06/13/2002 12:00AM

When Charlie met Chuck


INGLEWOOD, Calif. - There are three significant races on Saturday's card, and Hollywood Park is calling it the Governor's Festival, even though governors come and go.

The Californian, the Hollywood Oaks, and the Whittingham Memorial have very little to do with state politics. In fact, there is only one name that links the three races with any sense of historical clarity. And his name is already on one of them.

Charlie Whittingham won the Californian for the first time in 1956 when Swaps blinked and Porterhouse caught him deep in the stretch. After that, Whittingham won the race with Social Climber, Cougar (twice), Quack (twice), Erin's Isle, The Wonder, Greinton, Judge Angelucci, and Sunday Silence, in the last start of his career.

The Californian, at a middle distance on the dirt for mostly older males, was right in Whittingham's wheelhouse. But anyone who thought he had something against collecting big races with 3-year-old fillies was dead wrong. He won the Hollywood Oaks six times, with Pattern Step, Hidden Light, Glenaris, Miss Musket, Pallisima, and Turkish Trousers, a champion.

Then there is Charlie's race. The Whittingham Memorial used to be called the Hollywood Invitational Turf Handicap, and all the best grass horses have been in attendance at one time or another. When Charlie died in April of 1999, his name was attached to the race. It's the right one.

Whittingham won the Whittingham seven times in its first 19 runnings, beginning with Fiddle Isle in 1970 and ending with Rivlia in 1987. In between there was Cougar, Dahlia, Exceller, Exploded, and Erin's Isle.

The three races stand in tribute to Whittingham's career. In California racing, at least, his memory is impossible to avoid. His name and image adorn a paddock pub at Del Mar, a grandstand terrace restaurant at Hollywood Park, and artwork in the gardens of Santa Anita.

Actually, the Whittingham bronze, by sculptor Celou Bonet, is under lock and key after being target of an attempted theft. A Santa Anita spokesman confirmed that someone tried to pry both the Whittingham bust and Bonet's companion bronze of Toby, Charlie's Australian shepherd, from their marble pedestals.

"I can't believe someone would want to steal my dad's head," exclaimed Charlene Von Bluecher, who has been hard at work insuring her father's legacy through the Whittingham Foundation.

Stranger things have happened. Like, for instance, the dinner I had during Kentucky Derby week with Charles Whittingham, in the company of Peggy Whittingham, widow of the late Charlie Whittingham.

Don't panic. This was not a case of resurrection, reincarnation, or too much Cuervo Gold. This was Charles Whittingham of the Chicago Whittinghams, now living in Connecticut, and the retired publisher of both Fortune and Life magazines.

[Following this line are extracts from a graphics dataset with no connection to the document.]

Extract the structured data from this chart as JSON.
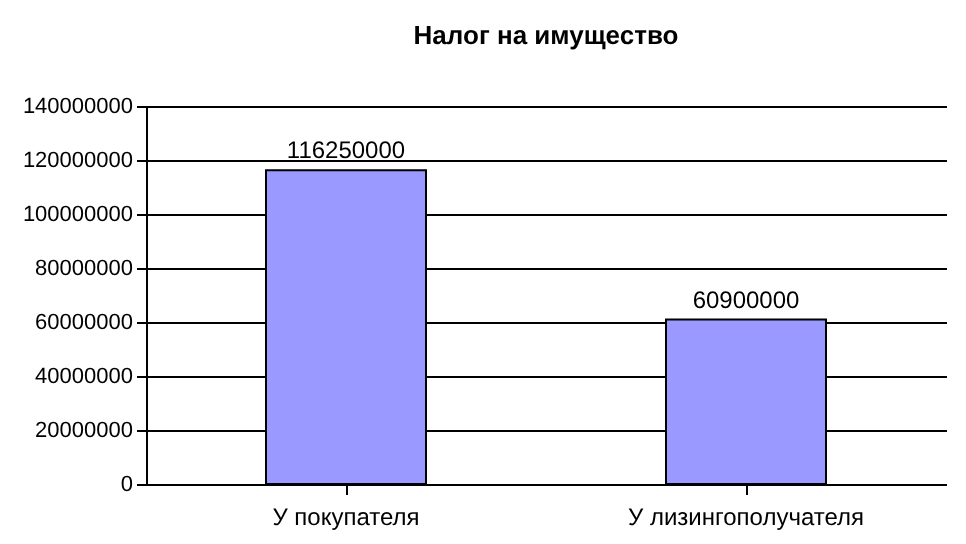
{
  "chart_data": {
    "type": "bar",
    "title": "Налог на имущество",
    "categories": [
      "У покупателя",
      "У лизингополучателя"
    ],
    "values": [
      116250000,
      60900000
    ],
    "color": "#9999ff",
    "ylim": [
      0,
      140000000
    ],
    "yticks": [
      0,
      20000000,
      40000000,
      60000000,
      80000000,
      100000000,
      120000000,
      140000000
    ],
    "grid": "y",
    "data_labels": true
  }
}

What are the odds? Sure, we've all met the lesser half of name doubles before. But in this entry of Whittingham, there was no weaker link. They had never heard of each other because they were busy making history in their own competitive worlds.

Charles Whittingham (Peggy calls him Chuck) became a racing fan at the 1986 Derby, his first, when he attended with colleagues from Fortune. Upon scanning the entries for the big one, he was stunned to find that one of them was trained by a guy named Charles Whittingham.

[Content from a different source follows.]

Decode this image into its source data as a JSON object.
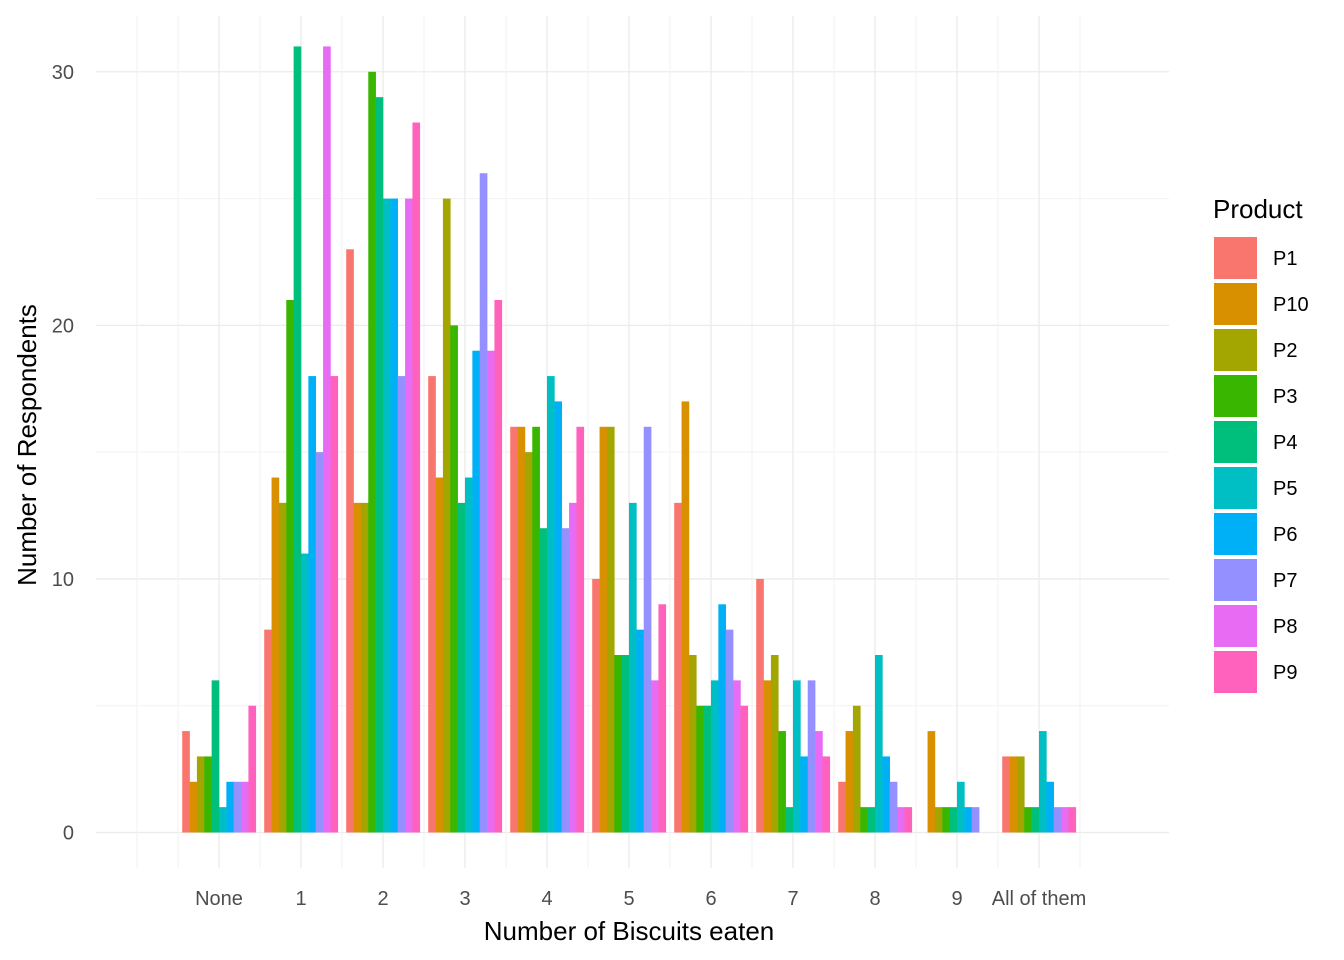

"So I had to bet, of course," Chuck Whittingham said. "Ferdinand paid $37.40, and I made a lot of money."

The imagination soars. What could be "a lot of money" to the man who put together the Fortune 500? Better yet, the Whittinghams connected. The following winter, Chuck Whittingham and his wife were the guests of Charlie and Peggy Whittingham in California, where of course they went to the races.

"We saw Charlie win a stakes race, when he beat a horse trained by his son," Chuck Whittingham recalled. It was the 1987 Arcadia Handicap, in which Thrill Show defeated Skywalker, trained by Michael Whittingham.

"After the race, Charlie turned to me and said, 'You're good luck, Whittingham.' "

The Whittinghams - all four of them - met from time to time through the ensuing years, primarily when Charlie and Peggy followed a horse to New York. They lost direct touch, then Charlie died. Peggy picks up the story from there.

"Last year, a friend of ours was reading the Seabiscuit book on an airplane," she said. "He struck up a conversation about racing with the man sitting in the next seat. It was Chuck. At one point our friend mentioned he knew Charlie Whittingham."

Information was exchanged. Chuck Whittingham, recently widowed, asked Peggy's friend to put them in touch. Not long after that, the phone rang one day in California. Peggy's granddaughter answered.

"There's some nut on the phone," she said. "He says his name is Charles Whittingham." They met for lunch in New York, then with friends at the Derby.

"We're just friends," Peggy insisted, with a twinkle in her eye. "Separate rooms."

For the first time since the death of her husband, Peggy Whittingham will be at Hollywood Park to award the trophy to the winner of the Whittingham Memorial. As for this other Charles Whittingham, he seems to be a classy guy. But how many times did he win the Californian?